Whether plaintiff's reliance on defendants' alleged misrepresentations — that the commercial tenants were month-to-month tenants and that their respective leases expired on July 31, 2014 — was reasonable or whether due diligence would have revealed the truth are issues of fact that cannot be resolved at this stage of the litigation (see Lunal Realty, LLC v DiSanto Realty, LLC, 88 AD3d 661, 664 [2d Dept 2011], citing DDJ Mgt., LLC v Rhone Group L.L.C., 15 NY3d 147, 154 [2010]).

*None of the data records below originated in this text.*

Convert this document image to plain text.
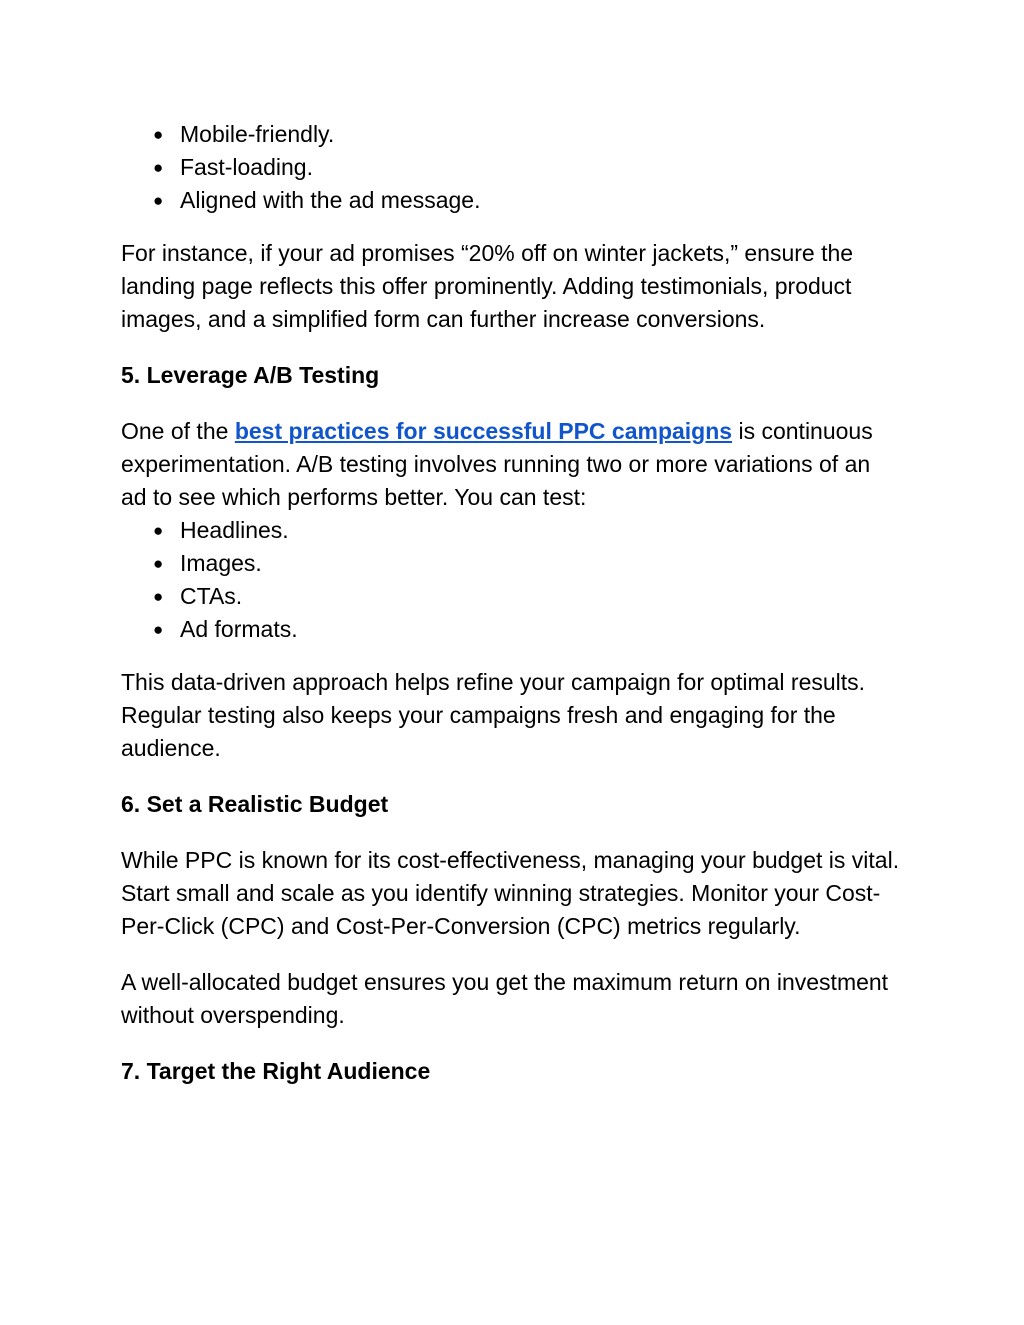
● Mobile-friendly.
● Fast-loading.
● Aligned with the ad message.

For instance, if your ad promises “20% off on winter jackets,” ensure the landing page reflects this offer prominently. Adding testimonials, product images, and a simplified form can further increase conversions.

5. Leverage A/B Testing

One of the best practices for successful PPC campaigns is continuous experimentation. A/B testing involves running two or more variations of an ad to see which performs better. You can test:

● Headlines.
● Images.
● CTAs.
● Ad formats.

This data-driven approach helps refine your campaign for optimal results. Regular testing also keeps your campaigns fresh and engaging for the audience.

6. Set a Realistic Budget

While PPC is known for its cost-effectiveness, managing your budget is vital. Start small and scale as you identify winning strategies. Monitor your Cost-Per-Click (CPC) and Cost-Per-Conversion (CPC) metrics regularly.

A well-allocated budget ensures you get the maximum return on investment without overspending.

7. Target the Right Audience
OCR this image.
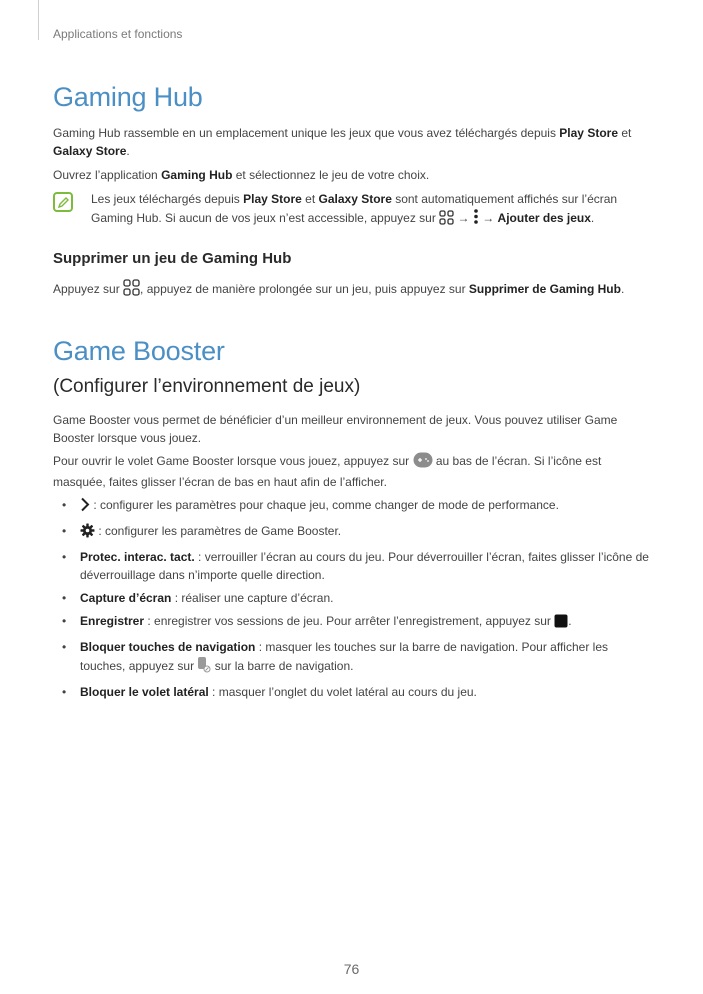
Applications et fonctions
Gaming Hub
Gaming Hub rassemble en un emplacement unique les jeux que vous avez téléchargés depuis Play Store et Galaxy Store.
Ouvrez l’application Gaming Hub et sélectionnez le jeu de votre choix.
Les jeux téléchargés depuis Play Store et Galaxy Store sont automatiquement affichés sur l’écran Gaming Hub. Si aucun de vos jeux n’est accessible, appuyez sur  →  → Ajouter des jeux.
Supprimer un jeu de Gaming Hub
Appuyez sur , appuyez de manière prolongée sur un jeu, puis appuyez sur Supprimer de Gaming Hub.
Game Booster
(Configurer l’environnement de jeux)
Game Booster vous permet de bénéficier d’un meilleur environnement de jeux. Vous pouvez utiliser Game Booster lorsque vous jouez.
Pour ouvrir le volet Game Booster lorsque vous jouez, appuyez sur  au bas de l’écran. Si l’icône est masquée, faites glisser l’écran de bas en haut afin de l’afficher.
• : configurer les paramètres pour chaque jeu, comme changer de mode de performance.
• : configurer les paramètres de Game Booster.
• Protec. interac. tact. : verrouiller l’écran au cours du jeu. Pour déverrouiller l’écran, faites glisser l’icône de déverrouillage dans n’importe quelle direction.
• Capture d’écran : réaliser une capture d’écran.
• Enregistrer : enregistrer vos sessions de jeu. Pour arrêter l’enregistrement, appuyez sur .
• Bloquer touches de navigation : masquer les touches sur la barre de navigation. Pour afficher les touches, appuyez sur  sur la barre de navigation.
• Bloquer le volet latéral : masquer l’onglet du volet latéral au cours du jeu.
76
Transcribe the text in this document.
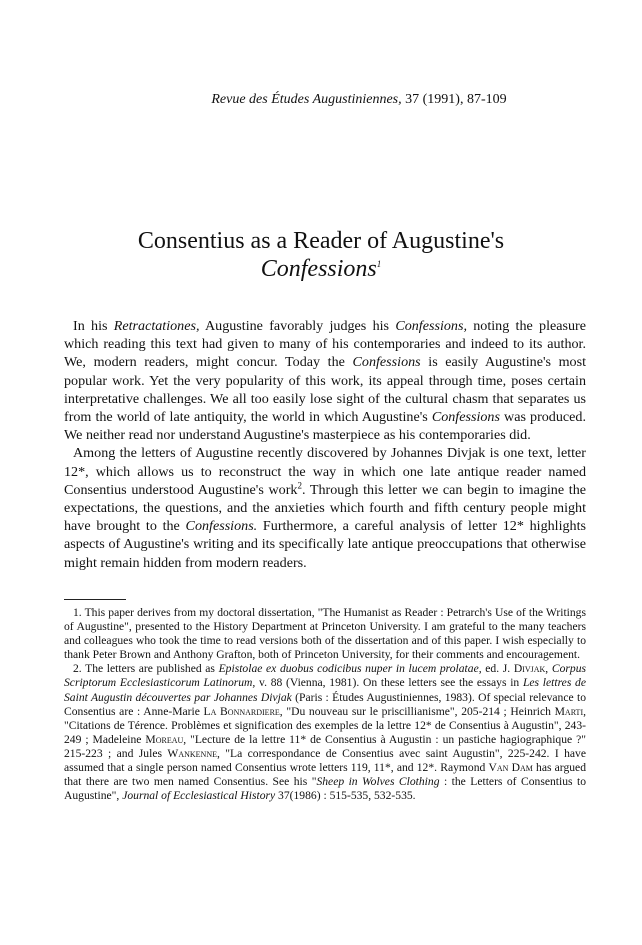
Revue des Études Augustiniennes, 37 (1991), 87-109
Consentius as a Reader of Augustine's
Confessions$^1$

In his Retractationes, Augustine favorably judges his Confessions, noting the pleasure which reading this text had given to many of his contemporaries and indeed to its author. We, modern readers, might concur. Today the Confessions is easily Augustine's most popular work. Yet the very popularity of this work, its appeal through time, poses certain interpretative challenges. We all too easily lose sight of the cultural chasm that separates us from the world of late antiquity, the world in which Augustine's Confessions was produced. We neither read nor understand Augustine's masterpiece as his contemporaries did.

Among the letters of Augustine recently discovered by Johannes Divjak is one text, letter 12*, which allows us to reconstruct the way in which one late antique reader named Consentius understood Augustine's work$^2$. Through this letter we can begin to imagine the expectations, the questions, and the anxieties which fourth and fifth century people might have brought to the Confessions. Furthermore, a careful analysis of letter 12* highlights aspects of Augustine's writing and its specifically late antique preoccupations that otherwise might remain hidden from modern readers.

1. This paper derives from my doctoral dissertation, "The Humanist as Reader : Petrarch's Use of the Writings of Augustine", presented to the History Department at Princeton University. I am grateful to the many teachers and colleagues who took the time to read versions both of the dissertation and of this paper. I wish especially to thank Peter Brown and Anthony Grafton, both of Princeton University, for their comments and encouragement.

2. The letters are published as Epistolae ex duobus codicibus nuper in lucem prolatae, ed. J. Divjak, Corpus Scriptorum Ecclesiasticorum Latinorum, v. 88 (Vienna, 1981). On these letters see the essays in Les lettres de Saint Augustin découvertes par Johannes Divjak (Paris : Études Augustiniennes, 1983). Of special relevance to Consentius are : Anne-Marie La Bonnardiere, "Du nouveau sur le priscillianisme", 205-214 ; Heinrich Marti, "Citations de Térence. Problèmes et signification des exemples de la lettre 12* de Consentius à Augustin", 243-249 ; Madeleine Moreau, "Lecture de la lettre 11* de Consentius à Augustin : un pastiche hagiographique ?" 215-223 ; and Jules Wankenne, "La correspondance de Consentius avec saint Augustin", 225-242. I have assumed that a single person named Consentius wrote letters 119, 11*, and 12*. Raymond Van Dam has argued that there are two men named Consentius. See his "Sheep in Wolves Clothing : the Letters of Consentius to Augustine", Journal of Ecclesiastical History 37(1986) : 515-535, 532-535.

The motion court correctly concluded that if defendant Gardon, the principal owner of defendant Garsan Realty Inc., concealed pertinent documents on behalf of Garsan, he may be held personally liable for fraud, regardless of the corporate veil (see First Bank of Ams. v Motor Car Funding, 257 AD2d 287, 294 [1st Dept 1999]).
We have considered defendants' remaining arguments and find them unavailing.
THIS CONSTITUTES THE DECISION AND ORDER
OF THE SUPREME COURT, APPELLATE DIVISION, FIRST DEPARTMENT.